Il résulte des considérants qui précèdent que le
recours doit être rejeté et la décision attaquée confirmée.
Le présent arrêt est rendu sans frais
(cf. art. 49 al. 1 LPA-VD et 4 al. 2 du Tarif des frais judiciaires en matière
de droit administratif et public - TFJAP; RSV 173.36.5.1) ni allocation de
dépens (cf. art. 55 al. 1 LPA-VD).
Dispositif
Par ces motifs
la Cour de droit administratif et public
du Tribunal cantonal
arrête:
I.
Le recours est rejeté.
II.
La décision rectificative rendue le 5 février 2013
par le Service de prévoyance et d'aide sociale est confirmée.
III.
Il n'est pas perçu d'émolument ni alloué de dépens.
Lausanne, le 28 février 2014
La présidente: Le
greffier:
Le présent
arrêt est communiqué aux destinataires de l'avis d'envoi ci-joint.

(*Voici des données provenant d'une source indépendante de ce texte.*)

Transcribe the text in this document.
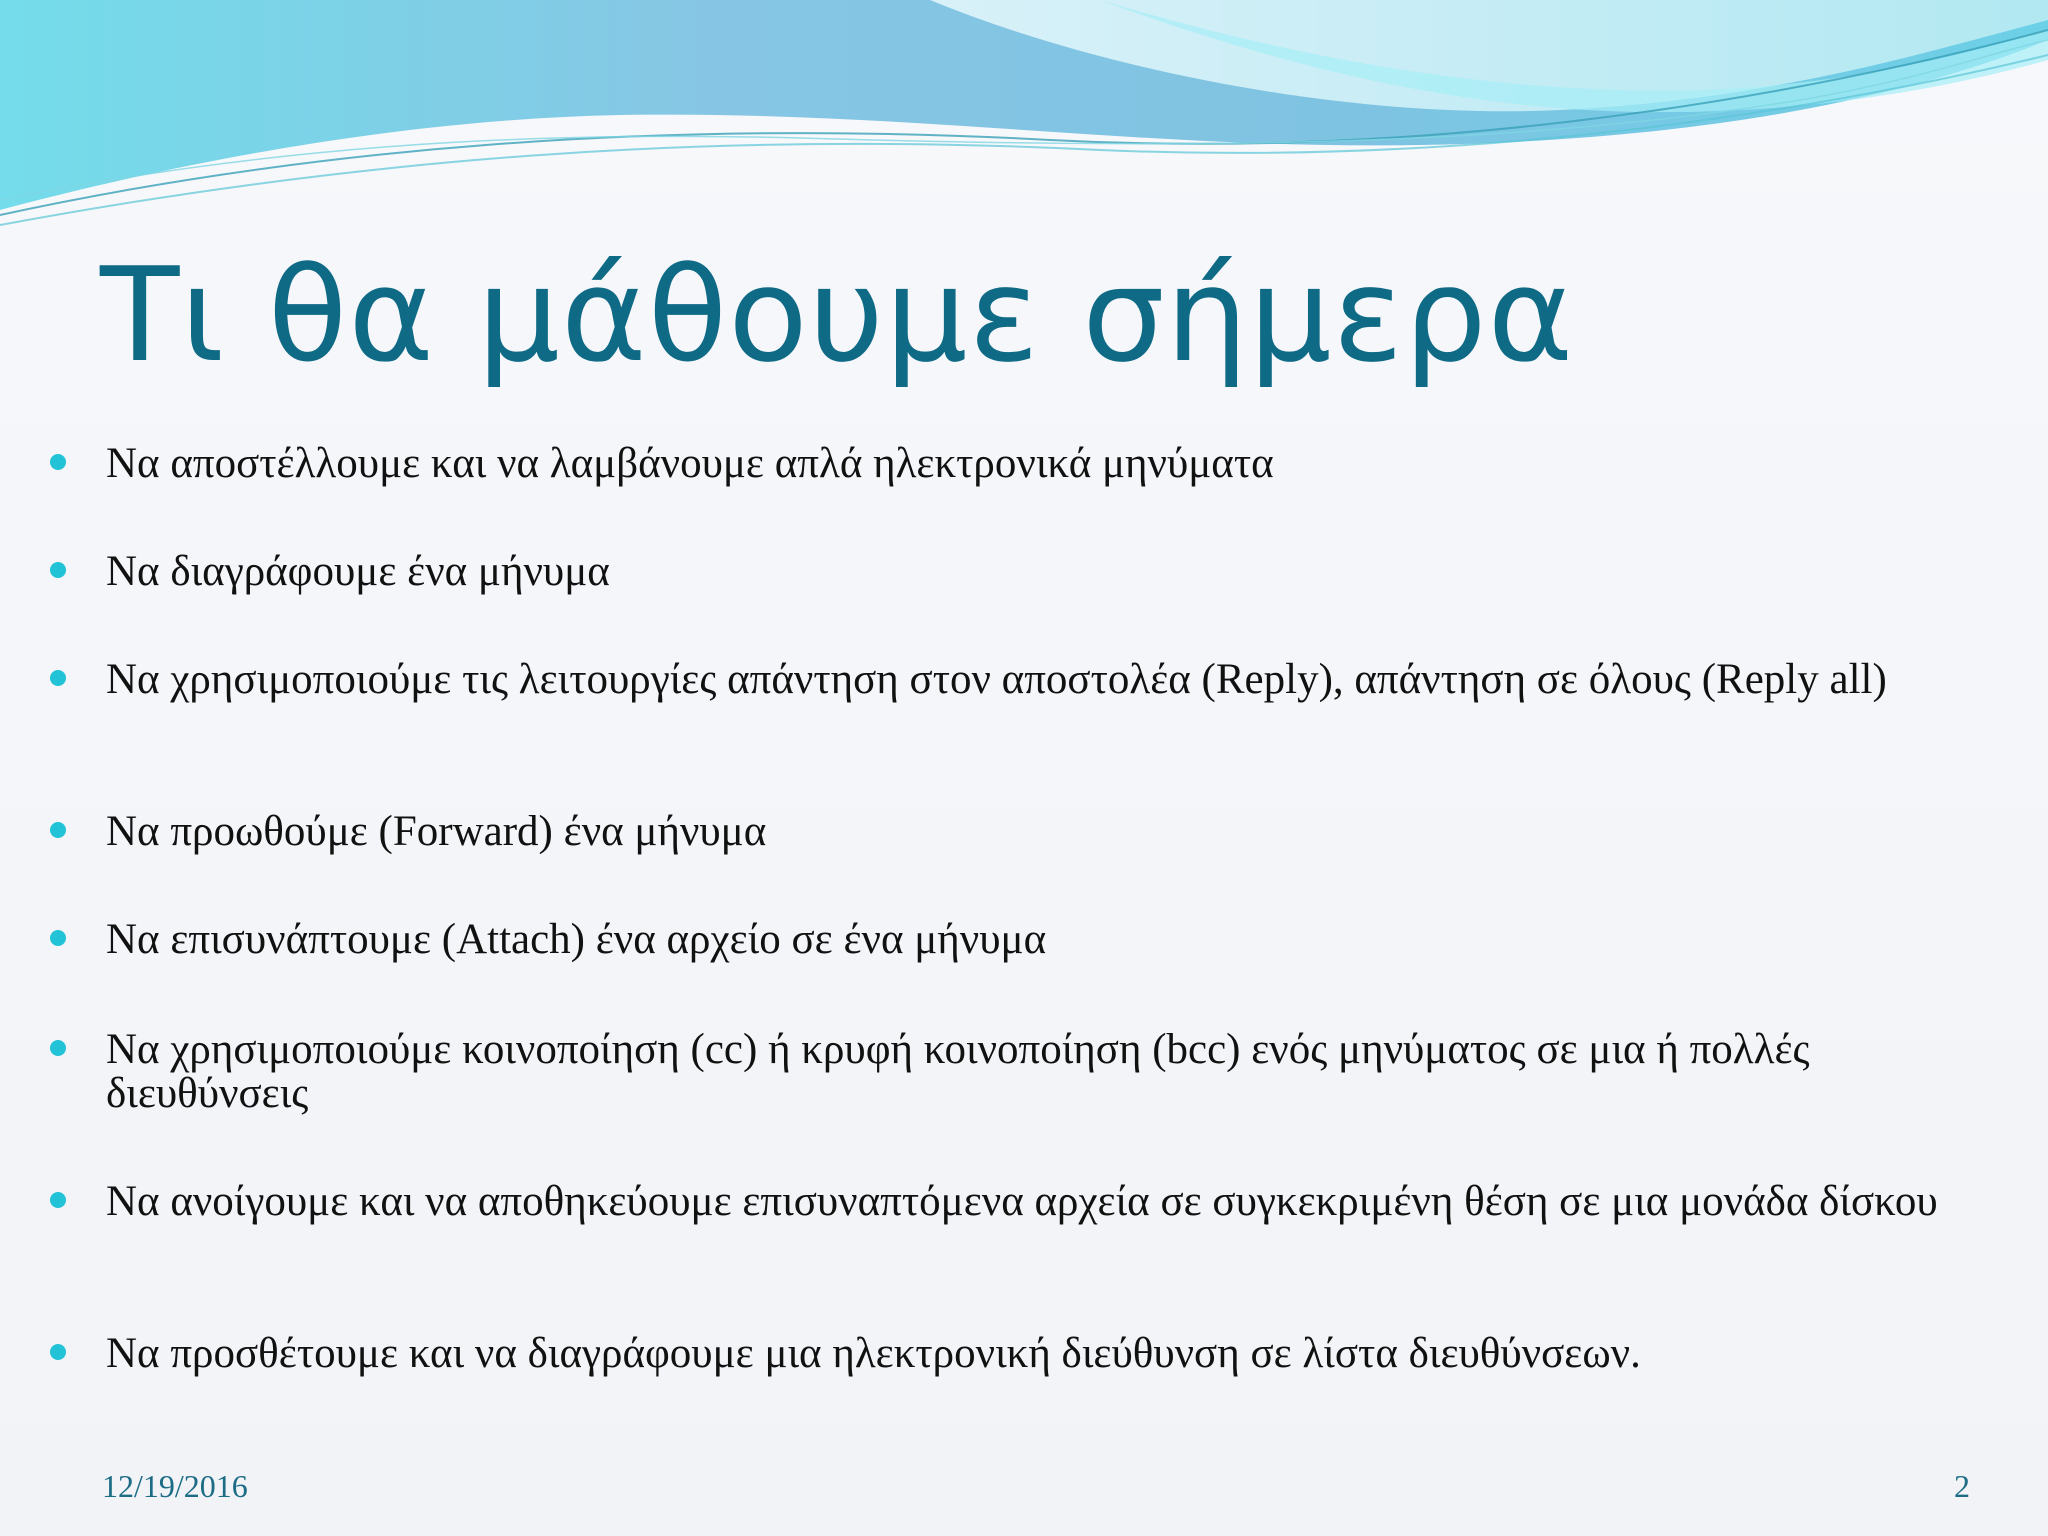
Τι θα μάθουμε σήμερα
Να αποστέλλουμε και να λαμβάνουμε απλά ηλεκτρονικά μηνύματα
Να διαγράφουμε ένα μήνυμα
Να χρησιμοποιούμε τις λειτουργίες απάντηση στον αποστολέα (Reply), απάντηση σε όλους (Reply all)
Να προωθούμε (Forward) ένα μήνυμα
Να επισυνάπτουμε (Attach) ένα αρχείο σε ένα μήνυμα
Να χρησιμοποιούμε κοινοποίηση (cc) ή κρυφή κοινοποίηση (bcc) ενός μηνύματος σε μια ή πολλές διευθύνσεις
Να ανοίγουμε και να αποθηκεύουμε επισυναπτόμενα αρχεία σε συγκεκριμένη θέση σε μια μονάδα δίσκου
Να προσθέτουμε και να διαγράφουμε μια ηλεκτρονική διεύθυνση σε λίστα διευθύνσεων.
12/19/2016	2
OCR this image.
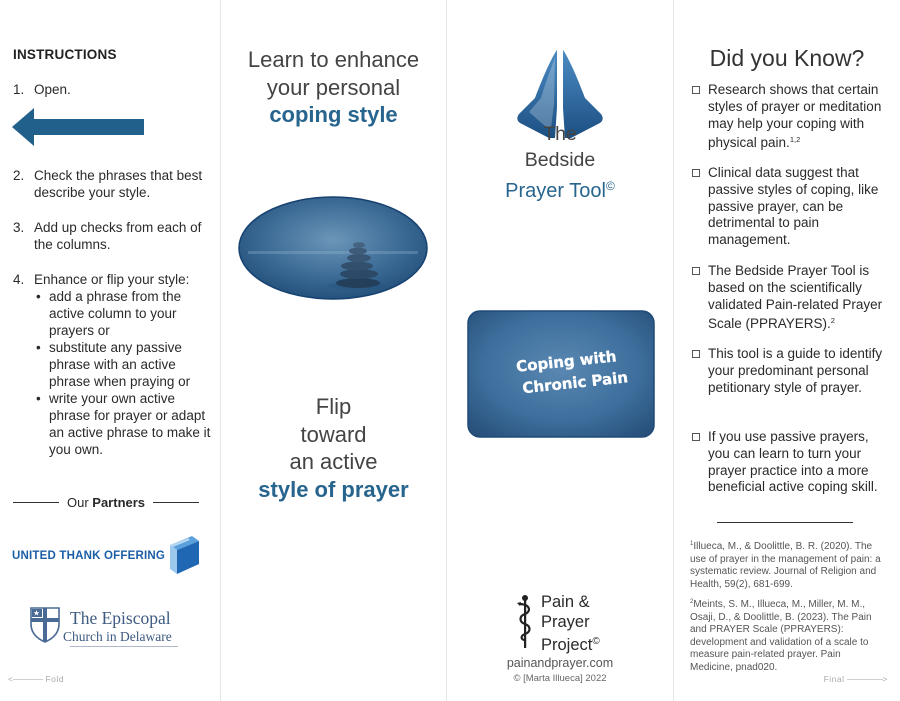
INSTRUCTIONS
1. Open.
2. Check the phrases that best describe your style.
3. Add up checks from each of the columns.
4. Enhance or flip your style:
• add a phrase from the active column to your prayers or
• substitute any passive phrase with an active phrase when praying or
• write your own active phrase for prayer or adapt an active phrase to make it you own.
Our Partners
UNITED THANK OFFERING
The Episcopal
Church in Delaware
<	Fold
Learn to enhance
your personal
coping style
Flip
toward
an active
style of prayer
The
Bedside
Prayer Tool©
Coping with
Chronic Pain
Pain &
Prayer
Project©
painandprayer.com
© [Marta Illueca] 2022
Did you Know?
Research shows that certain styles of prayer or meditation may help your coping with physical pain.$^{1,2}$
Clinical data suggest that passive styles of coping, like passive prayer, can be detrimental to pain management.
The Bedside Prayer Tool is based on the scientifically validated Pain-related Prayer Scale (PPRAYERS).$^2$
This tool is a guide to identify your predominant personal petitionary style of prayer.
If you use passive prayers, you can learn to turn your prayer practice into a more beneficial active coping skill.
$^1$Illueca, M., & Doolittle, B. R. (2020). The use of prayer in the management of pain: a systematic review. Journal of Religion and Health, 59(2), 681-699.
$^2$Meints, S. M., Illueca, M., Miller, M. M., Osaji, D., & Doolittle, B. (2023). The Pain and PRAYER Scale (PPRAYERS): development and validation of a scale to measure pain-related prayer. Pain Medicine, pnad020.
Final	>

Il peut faire l'objet, dans les trente
jours suivant sa notification, d'un recours au Tribunal fédéral (Cours de droit
social, Schweizerhofquai 6, 6004 Lucerne). Le recours s'exerce conformément aux
articles 40 ss et 95 ss de la loi fédérale du 17 juin 2005 sur le Tribunal
fédéral (LTF; RS 173.110). Il doit être rédigé dans une
langue officielle, indiquer les conclusions, les motifs et les moyens de
preuve, et être signé. Les motifs doivent exposer succinctement en quoi l’acte
attaqué viole le droit. Les pièces invoquées comme moyens de preuve doivent
être jointes au mémoire, pour autant qu’elles soient en mains de la partie; il
en va de même de la décision attaquée.